Moreover, such an issue is not a consideration in the application or in the examinations administered by the American Board of Obstetrics and Gynecology in any of its certification or in its Maintenance of Certification requirements or examinations.

Gant goes on to challenge Leavitt, essentially, to prove it:

In none of our various communications with you and your Department have you provided the American Board of Obstetrics and Gynecology with “even one” instance of the discrimination of which you have publically accused it in your Press Release, let alone any supporting documentation. My careful and comprehensive review of teh ABOG files does not disclose “even one” instance of a physician who was denied certification or recertification, or whose certification was revoked, because the ABOG allegedly required that physician, as you have charged, to violate his or her conscience by referring patients for abortions.

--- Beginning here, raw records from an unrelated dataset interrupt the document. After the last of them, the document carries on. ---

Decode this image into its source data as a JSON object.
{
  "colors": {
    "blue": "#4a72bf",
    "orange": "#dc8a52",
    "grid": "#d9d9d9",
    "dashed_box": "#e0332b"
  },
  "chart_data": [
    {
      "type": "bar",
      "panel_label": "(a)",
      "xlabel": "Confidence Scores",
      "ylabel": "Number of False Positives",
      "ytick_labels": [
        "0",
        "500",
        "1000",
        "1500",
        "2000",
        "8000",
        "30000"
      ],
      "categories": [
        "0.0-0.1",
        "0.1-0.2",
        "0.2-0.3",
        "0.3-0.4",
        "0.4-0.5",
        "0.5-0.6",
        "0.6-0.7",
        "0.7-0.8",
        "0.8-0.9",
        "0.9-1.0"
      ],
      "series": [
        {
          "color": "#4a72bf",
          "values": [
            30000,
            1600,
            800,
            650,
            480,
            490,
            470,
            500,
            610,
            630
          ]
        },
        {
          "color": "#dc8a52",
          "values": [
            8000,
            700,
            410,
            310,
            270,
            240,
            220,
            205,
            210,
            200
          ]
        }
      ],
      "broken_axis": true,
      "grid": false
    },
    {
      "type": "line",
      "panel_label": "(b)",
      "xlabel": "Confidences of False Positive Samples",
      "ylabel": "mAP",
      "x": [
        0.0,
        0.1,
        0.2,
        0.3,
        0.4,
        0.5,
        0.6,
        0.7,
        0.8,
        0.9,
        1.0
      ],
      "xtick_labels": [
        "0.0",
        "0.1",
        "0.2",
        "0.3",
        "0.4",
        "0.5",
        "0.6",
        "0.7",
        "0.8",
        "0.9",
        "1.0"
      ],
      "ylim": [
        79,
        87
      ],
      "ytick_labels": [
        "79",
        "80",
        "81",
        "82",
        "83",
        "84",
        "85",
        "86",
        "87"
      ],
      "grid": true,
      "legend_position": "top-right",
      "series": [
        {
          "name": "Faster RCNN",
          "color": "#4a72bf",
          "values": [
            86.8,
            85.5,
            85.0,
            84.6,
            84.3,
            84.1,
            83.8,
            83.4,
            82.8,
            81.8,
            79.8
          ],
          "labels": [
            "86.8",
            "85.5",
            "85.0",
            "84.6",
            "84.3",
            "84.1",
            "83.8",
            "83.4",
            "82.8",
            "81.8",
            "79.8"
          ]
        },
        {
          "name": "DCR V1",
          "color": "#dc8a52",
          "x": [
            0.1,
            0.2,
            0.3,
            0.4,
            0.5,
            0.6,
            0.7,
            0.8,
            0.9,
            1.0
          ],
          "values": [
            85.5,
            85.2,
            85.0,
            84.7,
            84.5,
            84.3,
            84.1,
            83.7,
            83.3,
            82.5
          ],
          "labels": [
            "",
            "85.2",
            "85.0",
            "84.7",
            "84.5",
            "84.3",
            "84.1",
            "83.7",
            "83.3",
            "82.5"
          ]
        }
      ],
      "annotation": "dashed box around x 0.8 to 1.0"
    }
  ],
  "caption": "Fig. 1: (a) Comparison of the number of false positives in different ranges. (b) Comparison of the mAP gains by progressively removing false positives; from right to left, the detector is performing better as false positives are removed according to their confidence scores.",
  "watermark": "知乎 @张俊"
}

The ABOG has previously and privately requested you to provide it with any cases or documentation you have to support your accusations so that it could know by whom it has been accused and for what offense. By this letter, which we are releasing to the public and the press, we again ask that you provide evidence supporting the serious and damaging charges you have made.

In other words, ABOG has clearly restated that certification is not at issue if a provider refuses to perform or refer for abortion, and is challenging Leavitt to provide any evidence that this is a real justification for the regulation, which he has thus far failed to provide. Gant goes on to request that formal hearings be held for receipt of public comment so the the “intent and full implications of any proposed Regulations governing ‘conscience rights’ may be fully understood.”

Gant also notes that it would provide “a public forum in which the allegations against the ABOG may be refuted, and will offer an opportunity for a complete consideration of the implications of the conduct the Regulation would impact, including, but not limited to, considerations of malpractice liability and the implications on women’s health care.”